A Journey Home Through a Family’s Extraordinary Past

by Eleni N. Gage

Pub Date: May 1st, 2005
ISBN: 0-312-34028-1
Publisher: St. Martin's

Shy, stilted debut by Eleni author Nicolas Gage’s daughter, who recounts her efforts in her mid-20s to rebuild the haunted family homestead in Greece.

People magazine beauty editor Gage was living the Greek-American dream in Manhattan when she decided to take up the gauntlet flung by her four thitsas (aunts) and return to the village of Lia, located on a mountain in the remote, impoverished province of Epiros. “There is hate in that village,” declared Thitsa Kanta, a long-time exile in Massachusetts who had nothing but bitter memories of the Greek/Albanian border town racked by a brutal succession of invaders during and after WWII. During the civil war of the late 1940s, Grandmother Eleni helped her entire family escape the Greek communist guerrillas who occupied the village; they joined her husband in America, but she herself was held back, arrested, tortured and executed.

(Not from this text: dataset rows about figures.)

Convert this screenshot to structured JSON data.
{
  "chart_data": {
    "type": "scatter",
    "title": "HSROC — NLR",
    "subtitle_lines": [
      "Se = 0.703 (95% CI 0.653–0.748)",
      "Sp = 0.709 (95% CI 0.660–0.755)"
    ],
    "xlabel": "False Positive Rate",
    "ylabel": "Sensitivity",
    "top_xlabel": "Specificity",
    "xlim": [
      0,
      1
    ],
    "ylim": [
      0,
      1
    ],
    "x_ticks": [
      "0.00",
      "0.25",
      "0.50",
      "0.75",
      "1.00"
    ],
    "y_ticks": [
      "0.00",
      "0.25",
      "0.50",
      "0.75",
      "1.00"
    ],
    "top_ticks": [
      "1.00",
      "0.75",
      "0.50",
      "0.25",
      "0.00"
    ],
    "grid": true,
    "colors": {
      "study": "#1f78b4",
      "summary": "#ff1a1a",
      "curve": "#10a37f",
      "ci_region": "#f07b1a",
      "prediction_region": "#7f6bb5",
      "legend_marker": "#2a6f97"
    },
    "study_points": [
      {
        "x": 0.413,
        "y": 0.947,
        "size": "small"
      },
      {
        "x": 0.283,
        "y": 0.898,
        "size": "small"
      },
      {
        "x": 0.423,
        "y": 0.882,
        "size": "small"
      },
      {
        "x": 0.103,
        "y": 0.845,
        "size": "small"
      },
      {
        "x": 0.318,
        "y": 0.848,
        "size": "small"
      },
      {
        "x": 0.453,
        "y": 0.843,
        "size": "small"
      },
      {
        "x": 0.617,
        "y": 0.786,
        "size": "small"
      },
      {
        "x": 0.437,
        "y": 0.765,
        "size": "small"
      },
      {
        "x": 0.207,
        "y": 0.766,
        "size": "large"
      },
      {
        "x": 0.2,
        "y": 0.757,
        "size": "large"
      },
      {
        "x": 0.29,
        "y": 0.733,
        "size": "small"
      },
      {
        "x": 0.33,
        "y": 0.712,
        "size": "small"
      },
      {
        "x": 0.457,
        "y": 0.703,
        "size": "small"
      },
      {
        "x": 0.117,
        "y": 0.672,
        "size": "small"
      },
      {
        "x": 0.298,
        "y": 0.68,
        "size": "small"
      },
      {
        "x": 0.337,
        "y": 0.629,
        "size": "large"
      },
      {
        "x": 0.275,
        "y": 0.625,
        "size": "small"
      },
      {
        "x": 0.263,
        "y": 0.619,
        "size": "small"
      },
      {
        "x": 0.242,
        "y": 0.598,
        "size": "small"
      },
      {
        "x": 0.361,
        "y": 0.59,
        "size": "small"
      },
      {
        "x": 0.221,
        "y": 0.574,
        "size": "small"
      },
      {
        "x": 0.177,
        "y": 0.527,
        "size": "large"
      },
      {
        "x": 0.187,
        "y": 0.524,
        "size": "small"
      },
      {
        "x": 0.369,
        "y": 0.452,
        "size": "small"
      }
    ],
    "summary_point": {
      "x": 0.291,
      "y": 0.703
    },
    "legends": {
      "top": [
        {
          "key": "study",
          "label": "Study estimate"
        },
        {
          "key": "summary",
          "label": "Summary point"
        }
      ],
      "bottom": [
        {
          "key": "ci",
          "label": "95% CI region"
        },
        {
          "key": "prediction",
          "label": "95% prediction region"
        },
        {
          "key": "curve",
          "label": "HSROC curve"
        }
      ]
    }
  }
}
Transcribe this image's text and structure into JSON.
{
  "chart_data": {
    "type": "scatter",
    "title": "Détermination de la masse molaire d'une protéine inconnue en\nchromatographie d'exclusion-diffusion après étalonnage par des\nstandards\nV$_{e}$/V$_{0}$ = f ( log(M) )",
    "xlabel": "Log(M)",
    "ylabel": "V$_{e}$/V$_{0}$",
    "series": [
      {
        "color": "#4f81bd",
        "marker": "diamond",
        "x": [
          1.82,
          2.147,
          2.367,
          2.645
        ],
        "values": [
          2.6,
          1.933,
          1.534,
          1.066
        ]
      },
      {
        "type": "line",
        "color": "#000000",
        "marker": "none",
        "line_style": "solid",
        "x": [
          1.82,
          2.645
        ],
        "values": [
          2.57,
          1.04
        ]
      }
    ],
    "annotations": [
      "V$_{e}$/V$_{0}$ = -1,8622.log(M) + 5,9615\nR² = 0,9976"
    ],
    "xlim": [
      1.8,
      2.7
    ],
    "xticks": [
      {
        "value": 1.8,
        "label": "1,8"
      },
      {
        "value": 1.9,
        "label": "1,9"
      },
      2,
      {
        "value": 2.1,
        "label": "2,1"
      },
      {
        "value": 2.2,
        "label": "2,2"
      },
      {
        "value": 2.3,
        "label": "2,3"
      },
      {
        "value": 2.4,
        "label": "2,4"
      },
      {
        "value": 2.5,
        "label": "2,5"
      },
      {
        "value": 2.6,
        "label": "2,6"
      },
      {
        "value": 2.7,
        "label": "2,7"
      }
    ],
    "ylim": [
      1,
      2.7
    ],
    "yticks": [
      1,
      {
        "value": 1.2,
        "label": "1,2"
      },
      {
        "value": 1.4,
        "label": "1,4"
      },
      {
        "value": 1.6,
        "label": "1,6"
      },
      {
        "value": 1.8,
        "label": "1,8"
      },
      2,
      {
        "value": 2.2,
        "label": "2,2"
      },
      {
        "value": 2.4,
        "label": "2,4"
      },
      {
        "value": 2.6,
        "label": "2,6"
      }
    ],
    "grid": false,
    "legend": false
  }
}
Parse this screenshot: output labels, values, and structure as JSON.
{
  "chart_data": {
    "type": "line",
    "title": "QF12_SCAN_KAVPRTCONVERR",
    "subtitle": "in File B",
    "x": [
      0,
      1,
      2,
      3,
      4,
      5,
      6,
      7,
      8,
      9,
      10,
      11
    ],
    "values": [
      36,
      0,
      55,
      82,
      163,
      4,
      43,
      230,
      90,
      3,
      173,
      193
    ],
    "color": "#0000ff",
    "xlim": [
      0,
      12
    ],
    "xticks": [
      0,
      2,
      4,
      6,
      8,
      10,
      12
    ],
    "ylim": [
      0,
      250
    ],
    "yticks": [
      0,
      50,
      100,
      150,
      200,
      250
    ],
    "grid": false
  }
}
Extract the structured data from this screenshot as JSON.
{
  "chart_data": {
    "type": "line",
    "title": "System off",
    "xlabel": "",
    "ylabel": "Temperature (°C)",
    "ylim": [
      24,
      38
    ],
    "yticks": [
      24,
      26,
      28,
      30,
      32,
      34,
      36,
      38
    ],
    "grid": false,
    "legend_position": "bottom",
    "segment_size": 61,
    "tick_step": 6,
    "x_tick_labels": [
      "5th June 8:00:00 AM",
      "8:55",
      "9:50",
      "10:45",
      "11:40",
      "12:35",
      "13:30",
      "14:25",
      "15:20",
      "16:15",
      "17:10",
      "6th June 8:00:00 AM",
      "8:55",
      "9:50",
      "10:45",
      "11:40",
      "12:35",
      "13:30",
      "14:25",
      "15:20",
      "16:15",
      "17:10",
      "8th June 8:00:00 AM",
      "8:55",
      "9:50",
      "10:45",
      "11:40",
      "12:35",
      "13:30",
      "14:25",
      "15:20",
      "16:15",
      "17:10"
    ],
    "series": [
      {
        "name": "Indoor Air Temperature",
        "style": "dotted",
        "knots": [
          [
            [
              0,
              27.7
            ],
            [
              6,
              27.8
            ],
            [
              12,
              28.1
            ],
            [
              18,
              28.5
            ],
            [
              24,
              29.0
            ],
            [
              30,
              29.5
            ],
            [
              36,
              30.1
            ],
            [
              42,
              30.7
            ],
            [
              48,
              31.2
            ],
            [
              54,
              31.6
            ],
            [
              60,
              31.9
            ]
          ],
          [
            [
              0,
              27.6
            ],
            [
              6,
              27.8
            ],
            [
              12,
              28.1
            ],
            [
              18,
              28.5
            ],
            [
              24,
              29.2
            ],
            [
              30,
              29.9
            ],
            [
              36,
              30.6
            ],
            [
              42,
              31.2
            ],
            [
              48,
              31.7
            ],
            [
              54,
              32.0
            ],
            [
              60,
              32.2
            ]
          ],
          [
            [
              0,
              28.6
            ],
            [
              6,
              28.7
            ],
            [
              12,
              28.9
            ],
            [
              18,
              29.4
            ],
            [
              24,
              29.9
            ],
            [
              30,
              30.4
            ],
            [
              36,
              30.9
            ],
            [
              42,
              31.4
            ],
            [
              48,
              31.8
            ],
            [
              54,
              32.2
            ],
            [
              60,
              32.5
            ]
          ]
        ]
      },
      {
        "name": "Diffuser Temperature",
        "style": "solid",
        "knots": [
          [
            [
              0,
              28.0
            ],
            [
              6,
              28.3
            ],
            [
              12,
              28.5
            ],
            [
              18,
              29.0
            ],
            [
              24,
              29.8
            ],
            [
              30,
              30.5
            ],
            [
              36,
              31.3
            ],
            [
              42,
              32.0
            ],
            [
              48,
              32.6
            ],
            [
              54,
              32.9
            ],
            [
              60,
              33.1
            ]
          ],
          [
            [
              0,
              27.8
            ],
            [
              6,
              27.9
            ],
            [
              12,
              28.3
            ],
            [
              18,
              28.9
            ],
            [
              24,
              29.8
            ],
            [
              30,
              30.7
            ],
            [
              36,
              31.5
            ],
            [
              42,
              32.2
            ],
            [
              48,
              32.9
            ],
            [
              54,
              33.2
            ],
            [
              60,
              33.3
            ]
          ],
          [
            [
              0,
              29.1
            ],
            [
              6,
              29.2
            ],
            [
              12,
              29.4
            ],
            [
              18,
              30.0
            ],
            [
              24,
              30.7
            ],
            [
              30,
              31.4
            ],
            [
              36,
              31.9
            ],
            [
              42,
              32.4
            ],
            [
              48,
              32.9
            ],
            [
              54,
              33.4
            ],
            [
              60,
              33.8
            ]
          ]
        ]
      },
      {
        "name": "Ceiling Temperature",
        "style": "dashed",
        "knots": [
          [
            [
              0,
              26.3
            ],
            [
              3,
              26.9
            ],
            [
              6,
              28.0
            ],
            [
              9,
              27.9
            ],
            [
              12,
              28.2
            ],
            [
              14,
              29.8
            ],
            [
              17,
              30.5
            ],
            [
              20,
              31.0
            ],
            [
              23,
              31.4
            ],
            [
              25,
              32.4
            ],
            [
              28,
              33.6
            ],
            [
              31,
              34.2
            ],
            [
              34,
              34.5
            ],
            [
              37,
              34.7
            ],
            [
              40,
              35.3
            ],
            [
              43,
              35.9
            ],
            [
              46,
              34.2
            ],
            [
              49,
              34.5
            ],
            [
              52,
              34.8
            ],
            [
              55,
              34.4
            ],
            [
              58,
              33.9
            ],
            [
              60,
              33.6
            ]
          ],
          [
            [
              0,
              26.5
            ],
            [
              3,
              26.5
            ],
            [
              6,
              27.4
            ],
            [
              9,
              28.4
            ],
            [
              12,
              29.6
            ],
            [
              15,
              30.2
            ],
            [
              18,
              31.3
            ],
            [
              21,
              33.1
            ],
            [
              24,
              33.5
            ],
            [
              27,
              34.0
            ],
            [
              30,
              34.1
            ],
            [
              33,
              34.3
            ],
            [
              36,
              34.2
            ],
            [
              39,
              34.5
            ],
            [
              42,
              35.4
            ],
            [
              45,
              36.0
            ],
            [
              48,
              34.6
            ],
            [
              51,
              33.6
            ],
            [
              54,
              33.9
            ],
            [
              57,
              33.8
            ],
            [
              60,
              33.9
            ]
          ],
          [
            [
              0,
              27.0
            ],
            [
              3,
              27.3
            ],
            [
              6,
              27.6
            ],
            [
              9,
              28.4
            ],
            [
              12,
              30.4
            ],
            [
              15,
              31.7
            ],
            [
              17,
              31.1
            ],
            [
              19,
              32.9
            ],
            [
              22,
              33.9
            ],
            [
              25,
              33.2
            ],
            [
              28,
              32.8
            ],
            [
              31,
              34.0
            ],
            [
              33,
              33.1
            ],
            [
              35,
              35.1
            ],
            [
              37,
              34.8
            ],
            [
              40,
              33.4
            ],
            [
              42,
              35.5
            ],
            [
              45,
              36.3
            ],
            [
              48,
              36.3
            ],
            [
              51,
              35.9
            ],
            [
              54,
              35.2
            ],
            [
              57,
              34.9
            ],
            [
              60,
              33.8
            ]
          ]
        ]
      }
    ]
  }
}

After 50 years of disuse, her house was decrepit and filled with evil memories. Nonetheless, young Eleni returned to supervise its reconstruction based on her father’s redesign. She was fluent enough in Greek to do business with the construction crew and make friends with neighbors, friends and sister churchgoers (she observed all the religious festivals). Most of her friends were elderly; they either burst into tears at her resemblance to her grandmother, or wondered why she wasn’t married. Her narrative is a curiously lackadaisical mixture of American earnestness and superficiality. She declares that she learned firsthand the importance of omens to Greeks, for example, from the discovery before her departure of ovarian cysts, which she monitored throughout her trip. When she finally forced herself to read her father’s unsettling account of her grandmother’s ordeal, she had to escape the scary parts by flipping through a Greek Vogue.

A pleasant journey hardly rendered urgent by measured, unemphatic and unspectacular prose.